Assume a 3 suit board. K-xs can only lose to A-xs (forget boats or greater for this discussion). So that hand must have the suit A (18/45 or 40%) and the other card must be the suit (13 - my 2 - board 3 - suit A = 7 so 7/44 = 15.9%). Combining, there's only a 6.4% chance that my K-xs will be beat be an A-xs given a 3 flush board. Of course, when the board shows a 4 flush, now I'm only a 60% favorite. Is this correct? I've had a lot of success with these hands yet I don't see this play mentioned a lot. Unless the miracle K-K-x flops, the key is bailing even if a lone K is flopped.

punkass
07-01-2003, 01:38 PM
Maybe I'm missing something, as Im no expert in probability. Where's the 18/45 coming from? particularly the 18.

Festus22
07-01-2003, 02:20 PM
Assuming a 10 handed HE game, you have two cards, the board has 5 and the other players have 18 of the remaining 45 unseen cards. So there's an 18/45 chance one of them holds one specific card. In my question, that card is the A of the suit I hold.

TJSWAN
07-01-2003, 02:37 PM
Where I play you will beat a lot of smaller flush draws with KXs then the rare time the AXs is out there.

Copernicus
07-01-2003, 04:05 PM
Your approach isnt quite correct but the result is close enough.

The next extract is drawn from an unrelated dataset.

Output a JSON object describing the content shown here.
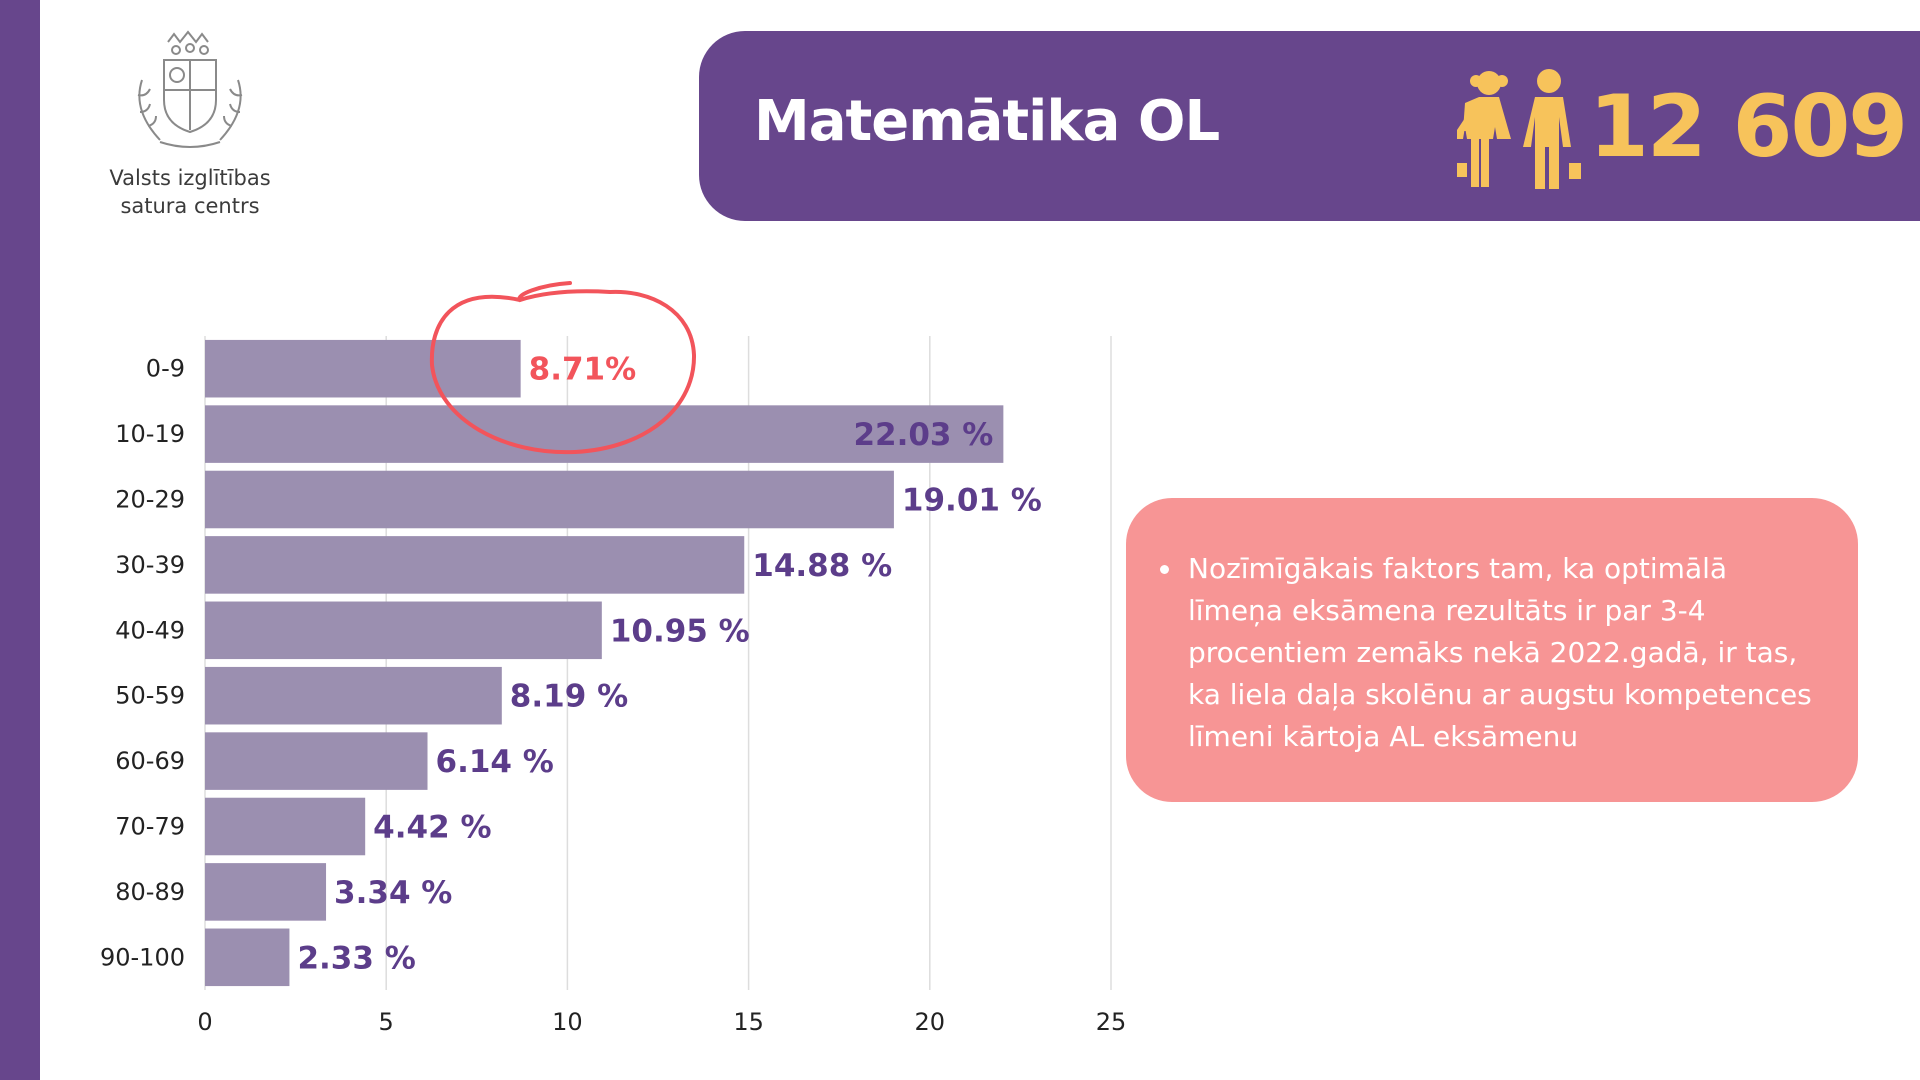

For a particular one of the other 9 at the table to have you beat he must have started with the A (1/45) and other (7/44) of the suit, times 2 because order doesnt matter. That is only a .707% probability. To find the probability for any one of the 9, subtract that from 1 (giving the probability he doesnt have it) raise it to the 9th power (giving the probability none of the 9 have it), and subtract that from 1, or 6.2%.